CVE-2025-3160: 
NixOS vulnerability analysis and mitigation

A vulnerability has been discovered in Open Asset Import Library (Assimp) version 5.4.3, identified as CVE-2025-3160. The vulnerability affects the Assimp::SceneCombiner::AddNodeHashes function in the code/Common/SceneCombiner.cpp file. The issue was disclosed on April 3, 2025 and involves an out-of-bounds read condition (NVD, Debian Tracker).

The vulnerability is caused by a lack of null pointer validation in the Assimp::SceneCombiner::AddNodeHashes function. When the function attempts to access node->mName.length without first checking if node is null, it can trigger a null pointer dereference and crash. The issue has been assigned CWE-125 (Out-of-bounds Read) and CWE-119 (Improper Restriction of Operations within the Bounds of a Memory Buffer). The CVSS v4.0 score is 4.8 (Medium) with vector: CVSS:4.0/AV:L/AC:L/AT:N/PR:L/UI:N/VC:L/VI:N/VA:N/SC:N/SI:N/SA:N (GitHub Issue).
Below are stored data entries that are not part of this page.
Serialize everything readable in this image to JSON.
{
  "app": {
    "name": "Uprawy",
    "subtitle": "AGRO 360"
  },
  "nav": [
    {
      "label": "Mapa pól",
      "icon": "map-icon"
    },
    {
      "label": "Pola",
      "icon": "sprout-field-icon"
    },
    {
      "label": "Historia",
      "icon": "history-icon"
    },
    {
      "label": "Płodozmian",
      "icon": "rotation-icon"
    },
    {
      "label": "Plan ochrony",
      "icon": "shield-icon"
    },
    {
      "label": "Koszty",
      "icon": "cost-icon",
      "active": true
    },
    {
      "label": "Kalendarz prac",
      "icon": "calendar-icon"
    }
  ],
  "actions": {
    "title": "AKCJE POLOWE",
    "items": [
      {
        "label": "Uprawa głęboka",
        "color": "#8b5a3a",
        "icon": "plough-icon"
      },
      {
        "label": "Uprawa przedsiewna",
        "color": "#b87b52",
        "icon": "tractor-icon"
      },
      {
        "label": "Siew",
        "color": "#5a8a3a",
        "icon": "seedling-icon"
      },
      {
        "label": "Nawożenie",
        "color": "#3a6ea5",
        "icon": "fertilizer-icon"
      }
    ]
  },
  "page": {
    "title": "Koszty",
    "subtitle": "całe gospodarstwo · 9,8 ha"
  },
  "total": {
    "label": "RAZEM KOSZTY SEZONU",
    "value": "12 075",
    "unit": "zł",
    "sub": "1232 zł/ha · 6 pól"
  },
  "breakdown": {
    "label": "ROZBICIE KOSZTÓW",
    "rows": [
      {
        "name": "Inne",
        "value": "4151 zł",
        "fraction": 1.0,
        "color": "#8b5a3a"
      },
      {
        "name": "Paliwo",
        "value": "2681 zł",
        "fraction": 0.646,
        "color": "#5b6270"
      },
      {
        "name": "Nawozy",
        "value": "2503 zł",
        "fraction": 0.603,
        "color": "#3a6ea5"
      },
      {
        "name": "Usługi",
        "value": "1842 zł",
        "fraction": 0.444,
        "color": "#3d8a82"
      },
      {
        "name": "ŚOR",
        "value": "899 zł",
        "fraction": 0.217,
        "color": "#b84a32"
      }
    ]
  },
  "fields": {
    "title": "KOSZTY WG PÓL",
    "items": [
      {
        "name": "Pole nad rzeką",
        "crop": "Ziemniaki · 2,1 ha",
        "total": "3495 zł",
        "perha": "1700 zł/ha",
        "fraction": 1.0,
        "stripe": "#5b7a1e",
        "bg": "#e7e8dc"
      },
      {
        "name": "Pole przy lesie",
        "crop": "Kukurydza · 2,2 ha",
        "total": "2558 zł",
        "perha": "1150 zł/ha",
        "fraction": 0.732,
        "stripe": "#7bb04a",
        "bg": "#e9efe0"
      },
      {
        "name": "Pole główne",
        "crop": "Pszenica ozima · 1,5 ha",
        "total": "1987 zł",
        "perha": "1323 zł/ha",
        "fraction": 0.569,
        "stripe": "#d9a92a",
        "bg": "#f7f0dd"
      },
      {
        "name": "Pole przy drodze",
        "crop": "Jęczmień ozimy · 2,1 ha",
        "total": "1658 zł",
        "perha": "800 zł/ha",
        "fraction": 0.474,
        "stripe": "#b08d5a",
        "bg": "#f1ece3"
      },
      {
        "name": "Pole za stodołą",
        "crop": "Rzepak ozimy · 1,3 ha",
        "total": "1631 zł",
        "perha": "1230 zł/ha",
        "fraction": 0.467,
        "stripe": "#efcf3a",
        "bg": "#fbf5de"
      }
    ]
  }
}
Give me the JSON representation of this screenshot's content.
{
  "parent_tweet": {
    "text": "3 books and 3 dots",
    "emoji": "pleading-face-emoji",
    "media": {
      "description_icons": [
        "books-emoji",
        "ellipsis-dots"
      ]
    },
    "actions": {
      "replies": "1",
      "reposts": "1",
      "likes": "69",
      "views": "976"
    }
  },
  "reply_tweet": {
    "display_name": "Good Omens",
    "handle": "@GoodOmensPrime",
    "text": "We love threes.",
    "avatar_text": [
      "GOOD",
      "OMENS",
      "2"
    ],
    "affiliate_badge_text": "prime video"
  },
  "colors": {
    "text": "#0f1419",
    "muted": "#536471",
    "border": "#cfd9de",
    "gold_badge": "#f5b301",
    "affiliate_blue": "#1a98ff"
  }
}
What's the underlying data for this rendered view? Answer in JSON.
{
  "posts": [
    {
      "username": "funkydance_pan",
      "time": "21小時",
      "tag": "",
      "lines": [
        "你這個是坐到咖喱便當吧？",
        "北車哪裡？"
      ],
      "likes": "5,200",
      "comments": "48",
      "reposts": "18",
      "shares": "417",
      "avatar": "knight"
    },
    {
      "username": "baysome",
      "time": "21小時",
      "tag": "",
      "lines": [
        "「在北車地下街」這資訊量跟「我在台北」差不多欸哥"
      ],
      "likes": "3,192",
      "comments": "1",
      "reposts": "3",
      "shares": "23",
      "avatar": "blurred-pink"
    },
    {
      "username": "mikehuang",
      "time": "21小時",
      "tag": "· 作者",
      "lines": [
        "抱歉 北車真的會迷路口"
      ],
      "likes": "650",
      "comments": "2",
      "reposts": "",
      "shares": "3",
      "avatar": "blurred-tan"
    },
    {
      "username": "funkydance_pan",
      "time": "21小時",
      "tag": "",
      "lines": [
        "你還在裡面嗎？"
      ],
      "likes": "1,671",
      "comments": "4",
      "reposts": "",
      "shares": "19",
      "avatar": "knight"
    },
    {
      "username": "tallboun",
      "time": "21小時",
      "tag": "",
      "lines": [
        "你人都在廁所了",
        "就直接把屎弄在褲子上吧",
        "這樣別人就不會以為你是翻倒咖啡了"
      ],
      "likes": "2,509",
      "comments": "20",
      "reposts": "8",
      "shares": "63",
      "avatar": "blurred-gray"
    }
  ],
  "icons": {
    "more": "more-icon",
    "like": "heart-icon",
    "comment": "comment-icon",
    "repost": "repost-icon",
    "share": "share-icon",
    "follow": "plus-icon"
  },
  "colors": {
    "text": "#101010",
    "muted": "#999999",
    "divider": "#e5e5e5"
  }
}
While this vulnerability cannot be used for remote code execution on its own, it can be exploited as a read primitive if an attacker can trick a victim into processing a malformed file with Assimp. The vulnerability leads to an out-of-bounds read condition that causes program crashes (GitHub Issue).

A patch has been released and is identified by commit a0993658f40d8e13ff5823990c30b43c82a5daf0. The fix adds proper null pointer validation before accessing the node pointer. It is recommended to update to the patched version (GitHub Commit).